Asian stock markets are off to a bad start this week, with most major indexes plunging anywhere from 1-2 per cent. And the reasons aren't new: concerns over growth and escalating frictions between two of the world's superpowers.
The sell-off in global equities deepened in Asia hours after Chinese economic data released over the weekend signalled a further weakening of both domestic and international demand in November. Adding insult to injury, tensions have ratcheted up after the arrest of Huawei Technologies chief financial officer, with China's Vice Foreign Minister having summoned the US Ambassador to China in a protest over her capture on Saturday.
To Nader Naeimi, a Sydney-based fund manager at AMP Capital Investors, the recent market weakness has been "narrative-based" as opposed to "fundamentally based," and investors are in a "get-me-out-of-here mood."
With every single market in the red, Asia's benchmark MSCI Asia Pacific Index has erased November's 2.7 per cent climb and is heading to its lowest level since end-October. Australia was the worst performer in the region with Japan's, whose economy shrank more than forecast, while China's stocks dropped with the offshore yuan weakening for a fourth day. Futures on the S&P 500 Index tumbled as much as 1 per cent in the morning.
There's a host of negative factors:
1. Global investors may be more risk-averse as UK Prime Minister Theresa May must decide on Monday whether to put her Brexit deal to a vote in Parliament this week and risk a humiliating defeat that could plunge the nation into unprecedented political chaos. A top EU court said they UK can unilaterally reverse the Brexit process.
2. There's probably room for more capitulation when it comes to US stocks - hedge funds that had stocked up on American equities are still sitting on substantial inventory, and long-short funds' exposure to the S&P 500 is still well above levels that marked market lows over the past decade, according to Sundial Capital Research.
3. Recent worries over a US bond yield-curve inversion and outlook for oil prices haven't subsided.
AMP's Naeimi said his firm is trying to manage against the possible scenario of "things getting worse before getting better" and has been looking to add "risk-managed short tech positions" while maintaining a core exposure in beaten-up markets such as emerging assets, global energy and financials worldwide, he said.

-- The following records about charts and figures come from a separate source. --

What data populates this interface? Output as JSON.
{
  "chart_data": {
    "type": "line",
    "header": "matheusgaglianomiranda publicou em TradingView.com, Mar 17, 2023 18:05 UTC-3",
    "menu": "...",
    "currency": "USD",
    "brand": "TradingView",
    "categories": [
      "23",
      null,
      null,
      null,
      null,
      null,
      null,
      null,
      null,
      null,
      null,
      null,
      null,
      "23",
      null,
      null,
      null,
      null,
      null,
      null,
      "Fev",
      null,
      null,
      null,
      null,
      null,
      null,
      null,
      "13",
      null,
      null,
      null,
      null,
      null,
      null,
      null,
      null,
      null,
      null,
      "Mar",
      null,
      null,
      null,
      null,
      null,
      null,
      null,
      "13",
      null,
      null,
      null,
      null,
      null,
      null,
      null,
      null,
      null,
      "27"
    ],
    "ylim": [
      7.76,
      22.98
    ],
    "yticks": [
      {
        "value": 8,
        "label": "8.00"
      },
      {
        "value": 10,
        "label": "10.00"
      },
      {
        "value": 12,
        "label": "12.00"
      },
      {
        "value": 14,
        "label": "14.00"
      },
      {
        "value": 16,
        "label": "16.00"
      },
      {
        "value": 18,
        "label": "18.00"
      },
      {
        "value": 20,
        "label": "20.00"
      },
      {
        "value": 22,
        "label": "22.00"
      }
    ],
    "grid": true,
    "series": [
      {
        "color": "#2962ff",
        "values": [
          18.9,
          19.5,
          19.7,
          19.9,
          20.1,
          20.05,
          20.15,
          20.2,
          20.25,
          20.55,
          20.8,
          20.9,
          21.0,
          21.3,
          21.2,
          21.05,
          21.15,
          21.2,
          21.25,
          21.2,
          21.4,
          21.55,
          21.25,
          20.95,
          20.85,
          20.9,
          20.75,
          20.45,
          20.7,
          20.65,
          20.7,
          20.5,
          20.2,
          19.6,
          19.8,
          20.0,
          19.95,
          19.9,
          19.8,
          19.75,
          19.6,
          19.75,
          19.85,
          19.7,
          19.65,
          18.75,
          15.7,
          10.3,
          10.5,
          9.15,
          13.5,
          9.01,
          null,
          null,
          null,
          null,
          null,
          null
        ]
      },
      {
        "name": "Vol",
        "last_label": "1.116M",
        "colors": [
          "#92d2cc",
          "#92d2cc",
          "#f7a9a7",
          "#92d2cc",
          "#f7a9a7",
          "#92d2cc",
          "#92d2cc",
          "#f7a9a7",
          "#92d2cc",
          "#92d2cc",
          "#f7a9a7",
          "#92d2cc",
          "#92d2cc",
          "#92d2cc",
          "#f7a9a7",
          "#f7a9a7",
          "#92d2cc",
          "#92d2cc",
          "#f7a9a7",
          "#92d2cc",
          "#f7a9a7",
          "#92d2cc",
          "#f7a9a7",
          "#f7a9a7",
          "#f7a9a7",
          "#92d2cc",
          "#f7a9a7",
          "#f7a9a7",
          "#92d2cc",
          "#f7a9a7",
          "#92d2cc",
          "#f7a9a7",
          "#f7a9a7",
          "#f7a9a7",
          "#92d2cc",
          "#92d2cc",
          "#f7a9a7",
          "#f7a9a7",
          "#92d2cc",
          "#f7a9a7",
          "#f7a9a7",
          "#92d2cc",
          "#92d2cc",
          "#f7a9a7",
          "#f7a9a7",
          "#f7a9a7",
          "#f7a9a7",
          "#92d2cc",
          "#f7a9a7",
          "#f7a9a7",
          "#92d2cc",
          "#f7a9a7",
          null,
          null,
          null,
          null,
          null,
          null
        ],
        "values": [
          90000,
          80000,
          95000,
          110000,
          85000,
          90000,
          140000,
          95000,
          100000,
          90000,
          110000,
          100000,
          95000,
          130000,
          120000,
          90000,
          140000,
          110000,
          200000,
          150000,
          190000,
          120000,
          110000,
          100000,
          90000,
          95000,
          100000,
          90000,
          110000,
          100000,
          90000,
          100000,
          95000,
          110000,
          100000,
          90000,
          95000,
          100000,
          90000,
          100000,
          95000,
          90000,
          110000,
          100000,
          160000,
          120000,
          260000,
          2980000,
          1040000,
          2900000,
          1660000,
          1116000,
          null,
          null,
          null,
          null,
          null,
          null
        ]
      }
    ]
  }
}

So what's next? With global growth data mixed and the US-China 90-day trade-war truce, one market watcher doesn't see the situation significantly improving. "The realisation that this state of uncertainty is expected to prolong for much longer is unsettling markets and this all is not likely to go away any time soon," said Jingyi Pan, a market strategist at IG Asia. "Investors should evidently brace for more volatility to come and hedge the downsides."
Some strategists have started to call an end to trading in 2018 with equity volume expected to shrink as the year comes to an end. "For this week, trading will be biased downward," said Rachelle Cruz, an analyst at AP Securities Inc. "There is no catalyst to dissuade investors from taking in these risks, so any run-up will probably be short-lived and succumb to profit taking."
The China-US tension will weigh on the region while the U.S. extends its correction, Cruz said, adding it's no surprise if traders take out money from equities to invest in fixed assets with better yields.
What should investors do? Taking a break is a suggestion from Beyond Asset Management Company president Michael On.
"The China-US tension is worse than expected," On said. "Investors should be cautious, and are advised to lower their stock holdings to less than 50 per cent of assets, with the global GDP bottoming only in 2Q next year and China and the U.S. having a 90-day negotiation period."
"They should take a break and come back after the Chinese New Year holiday," he said.
To Castor Pang, head of research at Core Pacific-Yamaichi International Hong Kong, liquidity is another factor to watch around the holiday season, especially in Hong Kong where Chinese investors have a big exposure.
"Traditionally, Chinese funds tend to withdraw from overseas and go back to mainland in the year-end, and that will further weigh on markets," Pang said, adding that he says investors have given up hope for a December rebound.